13 of 13 people found the following review helpful
Thought provoking and well organized 22 Feb 2004
By Lynn Harnett - Published on Amazon.com
Format:Hardcover
True to his book's title, historian Cook takes on a daunting project and manages to chart a flow of global human history over the last 10,000 years, since the start of our present era of benign climate, the Holocene, and the consequent advent of farming. Only with farming can people begin to put down roots, feed larger numbers, accumulate pottery, build cities, and construct - or steal- a system of writing to leave an account of themselves for posterity.

Farming began in the Near East - Mesopotamia (present day Iraq) - the birthplace of civilization, as every schoolchild learns. Interestingly, and logically, as Cook shows, the last place civilization caught on in the Old World was Western Europe - its best soils being too heavy for the available plow. When a heavier plow was developed halfway through the first millennium, cities sprouted and armies reaped the benefits.

In broad strokes (with accompanying broad maps) Cook credits geography, climate and natural resources for driving early advances. Cultural flow is more problematic - why did Greek culture spread while Egyptian did not? Or why did Buddhism wander to China while Hinduism stayed put in India? Cook raises many such tantalizing questions and explores what evidence there is, offering cogent theories of his own. And he shows how technological advances shaped larger movements - expensive bronze favoring elite rule, while cheap iron empowered the masses, for instance.

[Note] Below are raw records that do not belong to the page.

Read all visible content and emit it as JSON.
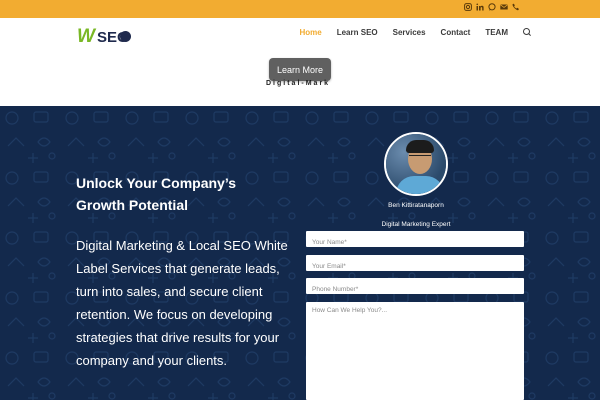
{
  "topbar": {
    "bg_color": "#f2ac31",
    "social_icons": [
      "instagram-icon",
      "linkedin-icon",
      "whatsapp-icon",
      "email-icon",
      "phone-icon"
    ]
  },
  "logo": {
    "letter": "W",
    "text": "SEO"
  },
  "nav": {
    "items": [
      {
        "label": "Home",
        "active": true
      },
      {
        "label": "Learn SEO",
        "active": false
      },
      {
        "label": "Services",
        "active": false
      },
      {
        "label": "Contact",
        "active": false
      },
      {
        "label": "TEAM",
        "active": false
      }
    ],
    "active_color": "#f2ac31"
  },
  "banner": {
    "button_label": "Learn More",
    "marquee_text": "Digital-Mark"
  },
  "hero": {
    "bg_color": "#13294c",
    "title": "Unlock Your Company’s Growth Potential",
    "text": "Digital Marketing & Local SEO White Label Services that generate leads, turn into sales, and secure client retention. We focus on developing strategies that drive results for your company and your clients."
  },
  "profile": {
    "name": "Ben Kittiratanaporn",
    "role": "Digital Marketing Expert"
  },
  "form": {
    "name_placeholder": "Your Name*",
    "email_placeholder": "Your Email*",
    "phone_placeholder": "Phone Number*",
    "message_placeholder": "How Can We Help You?..."
  }
}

But if farming made civilization possible, monotheism began to shape the world as we know it. Christianity made its way through the scattered Jewish diaspora of the Roman Empire and was, as a political expedient, finally adopted as the state religion by Constantine. It then became attractive to frontier peoples as a trapping of civilization. Islam (Cook's specialty) solved a political difficulty by uniting two Arab tribes in Arabia to form a state, which then had the power to coordinate a wave of conquest, which resulted in the largest empire ever.

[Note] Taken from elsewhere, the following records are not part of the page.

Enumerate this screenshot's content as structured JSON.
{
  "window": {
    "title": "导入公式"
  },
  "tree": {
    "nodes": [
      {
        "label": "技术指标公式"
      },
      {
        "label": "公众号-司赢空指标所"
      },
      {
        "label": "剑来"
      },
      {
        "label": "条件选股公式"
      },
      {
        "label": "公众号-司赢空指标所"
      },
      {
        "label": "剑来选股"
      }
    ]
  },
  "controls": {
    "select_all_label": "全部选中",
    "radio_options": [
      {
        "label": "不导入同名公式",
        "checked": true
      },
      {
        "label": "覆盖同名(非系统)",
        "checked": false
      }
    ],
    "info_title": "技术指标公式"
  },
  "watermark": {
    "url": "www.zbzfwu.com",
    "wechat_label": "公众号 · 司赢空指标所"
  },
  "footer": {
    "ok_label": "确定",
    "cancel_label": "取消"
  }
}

Cook organizes his book in four parts. He begins with an overview of prehistory and inevitable development and concludes with a question, "Toward One World?" which embraces the Islamic expansion, the European expansion and the modern world. Three-part chapters within each of these sections focus on broad geographical masses and the cultural developments within, then draw it all together by homing in on particular features: the complicated marriageability rules among the Australian Aranda, Chinese ancestor worship, caste and sexuality in Hinduism, Greek pottery and more.

Much is left out; much is simplified. Naturally. And the most interesting bits are the story-like chapter conclusions. But Cook uses these to illustrate his broader points and to show the individual peculiarities of human cultures. His writing is lucid, often witty, and seldom dry. And he gives an extensive "further reading" list for each chapter. A fine, thought-provoking, well-organized and succinct history of the last 10,000 years.

10 of 12 people found the following review helpful
The preface sums up the book 24 Jun 2004
By Craig Steddy - Published on Amazon.com
Format:Hardcover
In the preface the author says that the book isn't meant to me a Grand Unified Theory of history. That it isn't, but I get the feeling that the first draft was meant to be and that the preface was subsequently written to state the obvious failure. The first three chapters are good. The rest is an arbitrariliy arranged collection of occasionally interesting facts mixed with poorly argued conclusions. I'm not an academic, but even I found the last two chapters (especially the one on the modern world) almost laughable in the breadth and shallowness of it's argument.